Could it happen here? It is happening here: the spread of Lyme disease is a perfect example of what happens when humans disrupt ecosystems, in this case by fragmenting intact forest areas and thereby allowing Lyme hosts like white-footed mice to thrive, along with black-legged ticks that spread diseases via human contact.

Climate change is also a growing factor, including by making our weather wetter and thereby creating more conducive conditions for viral carriers like mosquitoes. That is why the World Health Organization (WHO) placed “Protect and preserve the source of human health: Nature …”  as the number one priority for a “healthy recovery from COVID-19.”
A One Health approach recognizes that the health of natural areas and ecosystems is essential to human health. A great place to implement that concept is on the watershed level. Watersheds are ideal for adopting proactive conservation approaches thanks to their workable but meaningful scale and the multiple benefits that can be gained from good stewardship. These benefits include reduced flood risk, protection of water sources for safe drinking, cooling benefits of tree cover, and mental health benefits from access to green spaces.

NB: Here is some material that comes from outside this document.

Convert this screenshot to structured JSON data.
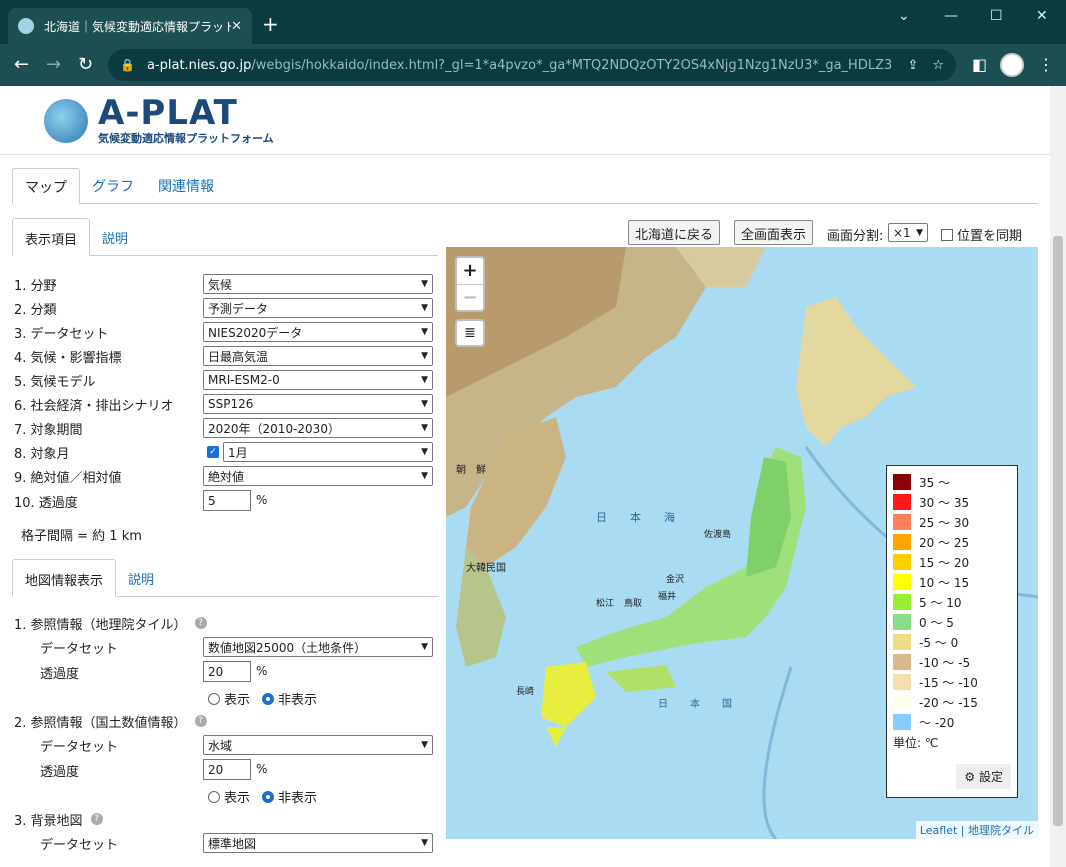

We also need to pay much more attention to monitoring and managing cumulative effects in these watersheds: the piling of one impact on another resulting in amplification of negative effects, like combining nutrient runoffs into waterways with higher water temperatures driven by climate change or new highways that lead to more urban sprawl and more fragmented natural habitat. Careful monitoring of key indices at the watershed scale is crucial for understanding our success in managing these so-called environmental determinants of health.

– Why the pandemic story is far from over was addressed by Dr. Justina Ray, President and Senior Scientist with Wildlife Conservation Society (WCS) Canada, in a webinar to the Healthy Lake Huron – Clean Water, Clean Beaches Partnership in December of 2020. WCS has been a leading voice in pointing to the need for a One World, One Health approach to guard against future pandemics. This approach is based on its extensive scientific research on both wildlife health and effective approaches to wildlife conservation.